Радтке смотрел на меня в растерянности и волнении.
– Я очень хочу, чтобы вы бежали вместе с нами! – сказал он.
– Я не побегу, – сказал я.
– Почему?
– У меня тут семья, – сказал я. – На женской половине.
– Ну и что? – сказал Радтке. – Вы будете полезнее семье, если окажетесь на воле.
– Ну… Мне… и так хорошо, – тихо пробормотал я.
В этот момент Радтке неосторожно прикоснулся к моей спине, и я вскрикнул.
– Вам тут хорошо? – усмехнулся Радтке. – А эти побои?
– Можно терпеть… – сказал я.
– А унижения?
– Я не унижен.
– Вас могут убить в любую минуту.
– Не имеет значения… – сказал я. – Все это – лишь рама моей прекрасной картины.
– И чем же она так прекрасна? – спросил Радтке.
– Я живу, – сказал я.
– Извините… А вы не сумасшедший? – спросил Радтке. – А может, вы просто как я? Может, вам тоже страшно бежать?
Я ничего не ответил. Мальчикам не должно быть страшно. А мужчинам тем более. Мальчики должны быть смелыми, отважными и, если потребуется, должны легко прыгнуть через горящее кольцо. А может, это потребность в самонаказании? Например, за то, что здесь оказались Рахель и Аида. Потребность в страдании вместе с ними. А может, это страх? Я почувствовал усталость. Мне не хотелось продолжать об этом думать.
Не успел пожилой очкастый клерк прийти утром на работу и усесться за стол в канцелярии концлагеря, как я со своим гипсом уже стоял напротив него.
– Циммерманн, – сказал я.
Клерк порылся в картотеке и поднял на меня стеклянные глаза.
– Нет таких, – сказал он.
– Ищите лучше, – сказал я. – Они есть.
Клерк бросил на меня недоброжелательный взгляд и начал рыться в картотеке снова.
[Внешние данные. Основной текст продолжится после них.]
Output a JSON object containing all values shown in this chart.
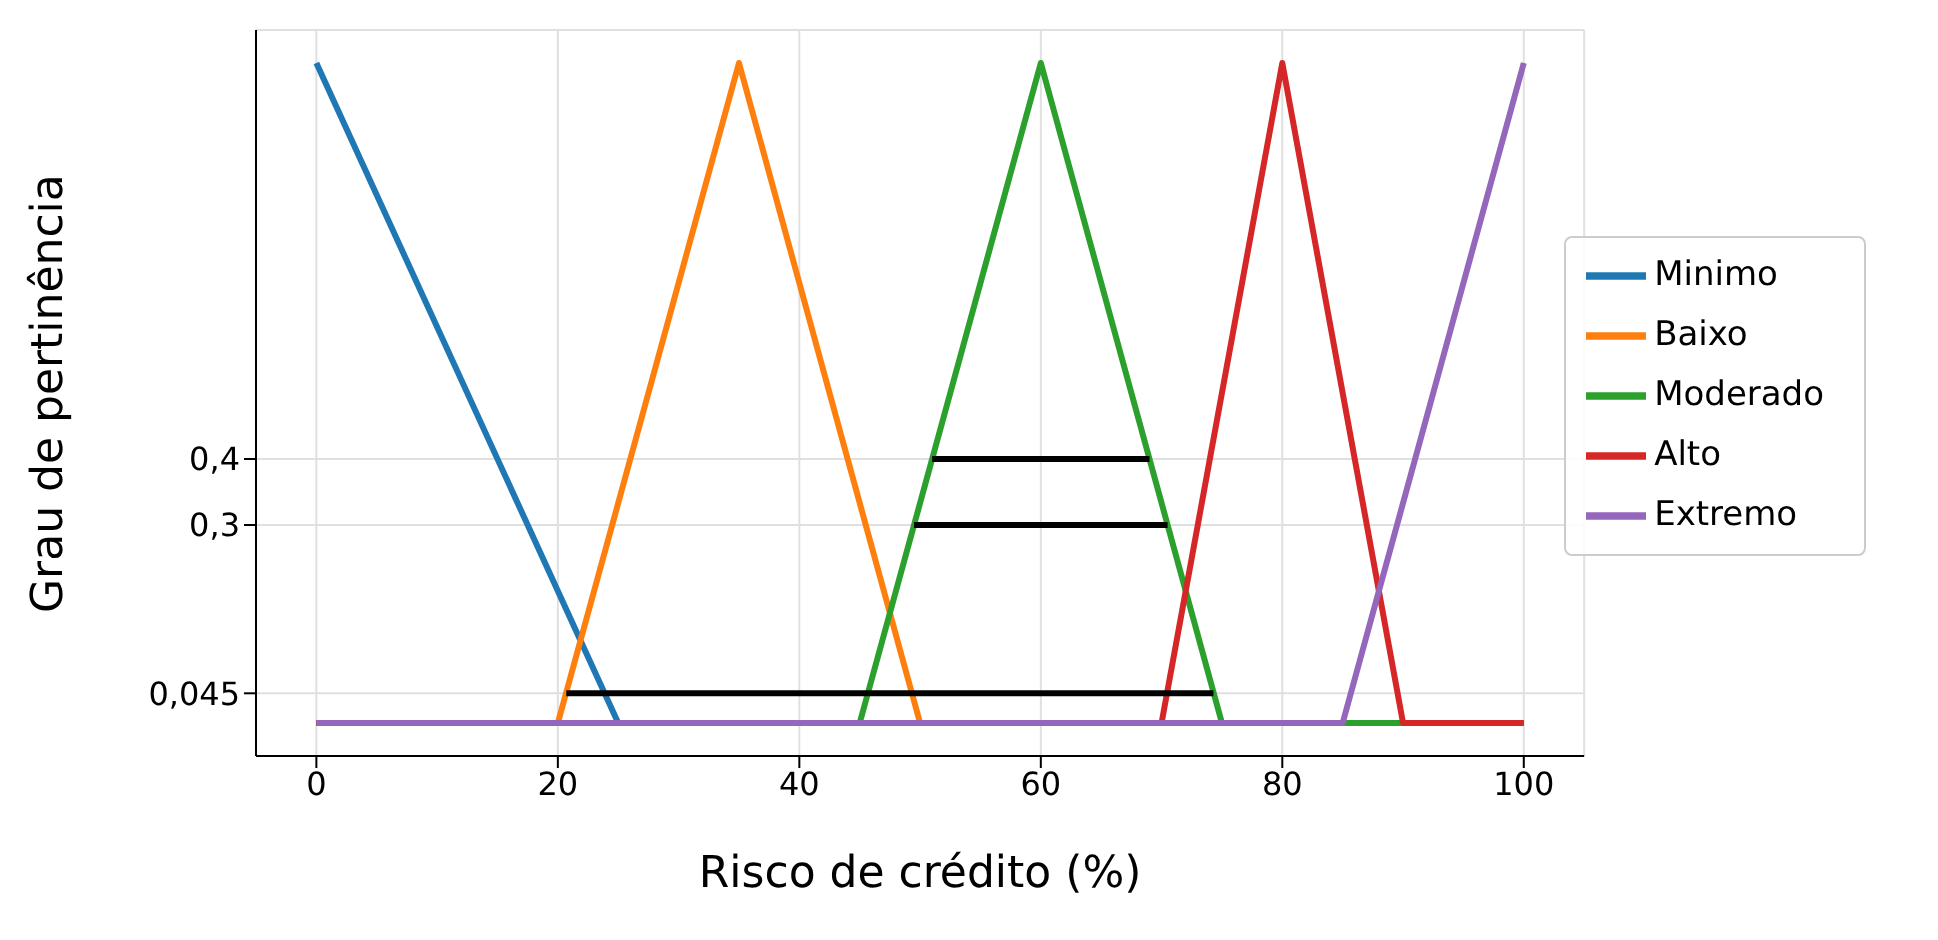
{
  "chart_data": {
    "type": "line",
    "xlabel": "Risco de crédito (%)",
    "ylabel": "Grau de pertinência",
    "xlim": [
      -5,
      105
    ],
    "xticks": [
      0,
      20,
      40,
      60,
      80,
      100
    ],
    "ylim": [
      -0.05,
      1.05
    ],
    "yticks": [
      {
        "value": 0.045,
        "label": "0,045"
      },
      {
        "value": 0.3,
        "label": "0,3"
      },
      {
        "value": 0.4,
        "label": "0,4"
      }
    ],
    "grid": true,
    "legend": "right",
    "line_style": "solid",
    "marker": "none",
    "series": [
      {
        "name": "Minimo",
        "color": "#1f77b4",
        "x": [
          0,
          25
        ],
        "values": [
          1,
          0
        ]
      },
      {
        "name": "Baixo",
        "color": "#ff7f0e",
        "x": [
          0,
          20,
          35,
          50,
          100
        ],
        "values": [
          0,
          0,
          1,
          0,
          0
        ]
      },
      {
        "name": "Moderado",
        "color": "#2ca02c",
        "x": [
          0,
          45,
          60,
          75,
          100
        ],
        "values": [
          0,
          0,
          1,
          0,
          0
        ]
      },
      {
        "name": "Alto",
        "color": "#d62728",
        "x": [
          0,
          70,
          80,
          90,
          100
        ],
        "values": [
          0,
          0,
          1,
          0,
          0
        ]
      },
      {
        "name": "Extremo",
        "color": "#9467bd",
        "x": [
          0,
          85,
          100
        ],
        "values": [
          0,
          0,
          1
        ]
      },
      {
        "color": "#000000",
        "x": [
          51,
          69
        ],
        "values": [
          0.4,
          0.4
        ]
      },
      {
        "color": "#000000",
        "x": [
          49.5,
          70.5
        ],
        "values": [
          0.3,
          0.3
        ]
      },
      {
        "color": "#000000",
        "x": [
          20.7,
          74.3
        ],
        "values": [
          0.045,
          0.045
        ]
      }
    ]
  }
}
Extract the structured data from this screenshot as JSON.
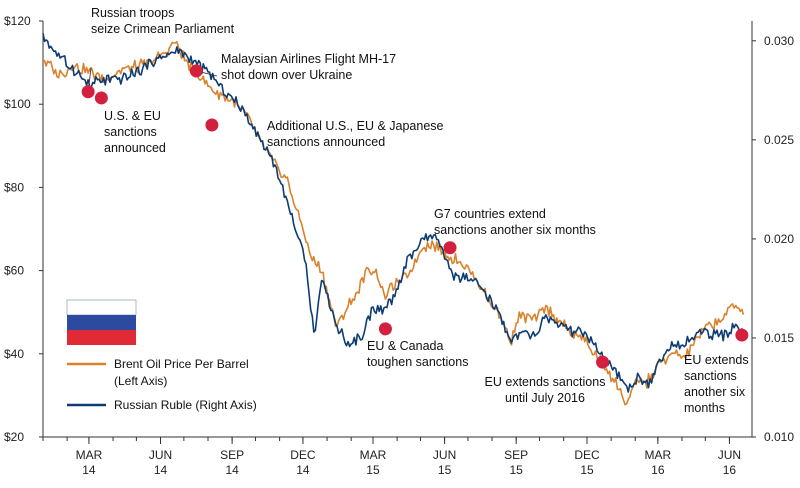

– Да, действительно, – сказал он через некоторое время, вытягивая несколько карточек. – Извините. Их тут трое – Иоахим… Рахель… Аида… Кто интересует?
– Аида, – сказал я.
Клерк взглянул на карточку.
– Она была в пятом бараке, – сказал он. – Но теперь ее там нет.
– Где она? – спросил я.
– Карточка перечеркнута, – сказал клерк. – Значит, ее уже нет в живых.
Примерно через полчаса я уже стоял на входе в женскую зону. Охранник-эсэсовец просмотрел мои документы, вернул их, усмехнулся.
– Тебе нельзя, – сказал он. – Если нужна женщина, съезди в город.
– Мне не нужна женщина, – сказал я.
Охранник недоверчиво усмехнулся.
– Тогда зачем? – сказал он.
Я достал из-за пазухи коробку папирос и бутылку. Солдат бросил цепкий взгляд на подарки, оглянулся по сторонам.
– У тебя ровно час, – сказал он.
Я шел по дорожке в женской зоне, а потом сошел на обочину, чтобы пропустить идущих навстречу – мимо прогнали группу раздетых женщин. Один из эсэсовцев легко лупил их по задницам и смеялся. В одной из женщин я узнал Рахель… Я сначала не поверил своим глазам. Растерянно смотрел на ее голое несовершенное тело, и увиденное никак не хотело сопоставляться с той женщиной, которая в Берлине кормила меня волшебными пирожками. Рахель тоже заметила меня.
– Рихард? – удивилась она. – Отвернись, пожалуйста.
В этот момент эсэсовец ударил ее по голове.
– Не поднимать глаза! – заорал он.
Женщин спустили по лестнице, загнали в помещение, заперли двери. Двое охранников уселись курить на ступеньках. На крыше здания, куда их загнали, я увидел все тех же солдат в противогазах – они возились около трубы.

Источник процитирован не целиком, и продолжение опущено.